催眠状態について考える

催眠はあいまいで非科学的で裏づけに乏しいものだと思うことがあります。例えば、行動分析に関する本を読むと、行動分析は催眠に比べて、考え方が整然としていて、実験などによる裏づけもあり、予測と制御ができる理論だなと感じます。

催眠があいまいであることの代表が"催眠状態"だと思うのです。催眠は、掛かり手が掛け手の暗示のとおりに行動してしまう現象といわれ、その説明として、掛かり手が催眠状態であるからというのが一般的に使われます。

その催眠状態は、掛かり手が掛け手の暗示どおりに行動してしまう心理状態であると説明されることが多いのですが、これだと循環論になってしまうのです。

行動分析に関する本『メリットの法則』(奥田,2012)では、心理学の説明の多くが、循環論になってしまうということを指摘しています。確かにそのとおりで、催眠に限らず心理学の説明には 、説明しているつもりになっているが、実は何も説明できていないものがあります。

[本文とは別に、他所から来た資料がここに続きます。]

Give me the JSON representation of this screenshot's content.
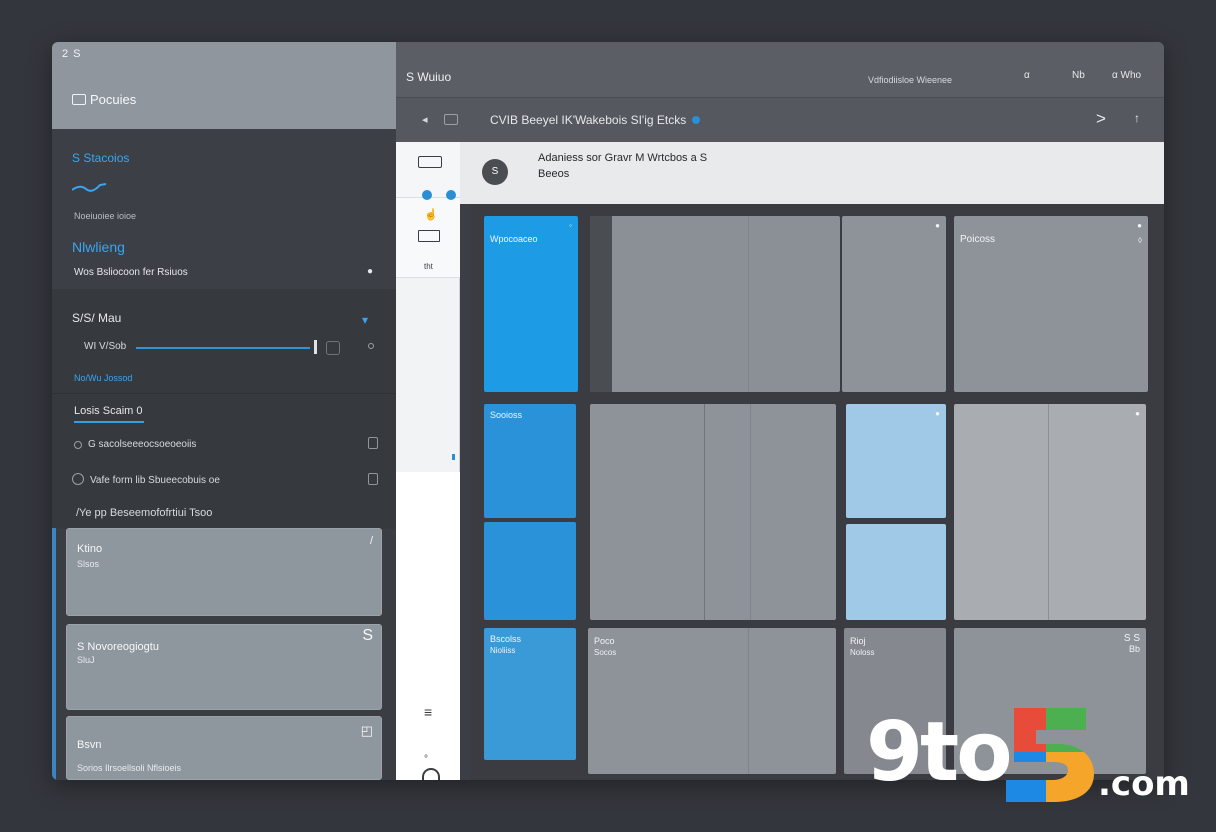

私自身も催眠についていろいろ書いていますが、説明しているようで説明できていないことがあるなと反省することがあります。そこで、反省として、もう一度、催眠状態について考えてみたいと思います。

催眠誘導という方法で、人は催眠状態という心理状態(精神状態)になり、その状態になると人は暗示のとおりに行動してしまう。それが催眠です。

催眠状態とは、催眠誘導によって引き起こされる心理状態です。どんな状態かというと、集中していて、リラックスしていて、受動的だと考えられています。

また、催眠状態とは、特殊な状態ではなく、日常で誰しもが経験しているものです。それは、空想にふけっているとき、映画や音楽にのめりこんでいるとき、と似ていると言われます。

と書いてみて、やはり説明になってない気がします。

例えば、上の説明だと、催眠状態ならば、集中、リラックス、受動的であるのか、それとも、集中、リラックス、受動的であれば催眠状態なのかというところがあいまいです。

集中かつリラックスしている状態が催眠状態であるならば、好きな音楽に没頭しているときは、そういう状態に近いのでしょう。だから、催眠状態は、日常でも経験しているとされるのですが本当でしょうか。

もし、音楽に没頭している状態が催眠状態なら、そのときに「体が固まる」言われたら、催眠ショーのように体が固まって動かなくなるのでしょうか。しかし、全くそんなことは起きません。このことから、集中、リラックス、受動的であれば催眠状態であるわけではないということがわかります。そして、催眠状態は普段から経験している、というのも、違うということがわかります。

別の例で考えてみましょう。興奮状態は、血圧が上がり、息が上がっているとします。では、血圧が上がり、息が上がっているからといって、必ず興奮状態でしょうか。運動した後も同じ状態とはいえないでしょうか。運動したあとは興奮状態と呼べるのでしょうか。同じことが、催眠状態でもいえると思うのです。

人は動物ですが、動物であれば必しも人ではないのです。

催眠状態を、脳波や脳の活動として測ってみたらどうでしょうか。

例えば、催眠状態だと思われるときに脳波を測ったら、○○波がでていとして、○○波がでていたら催眠状態なのでしょうか。実はこれも先に書いた同じ問題にぶち当たります。

他にも、催眠状態だと思われるときには、脳の○○野が活発に活動している、あるいは○○皮質が活動している、としても同じ観点から違うといえます。

考えれば考えるほど、催眠状態という心理状態を催眠の説明として使うのは、無理がでてくるのです。先述したように、説明しているようで、実のところ説明になっていないのだと私は思うのです。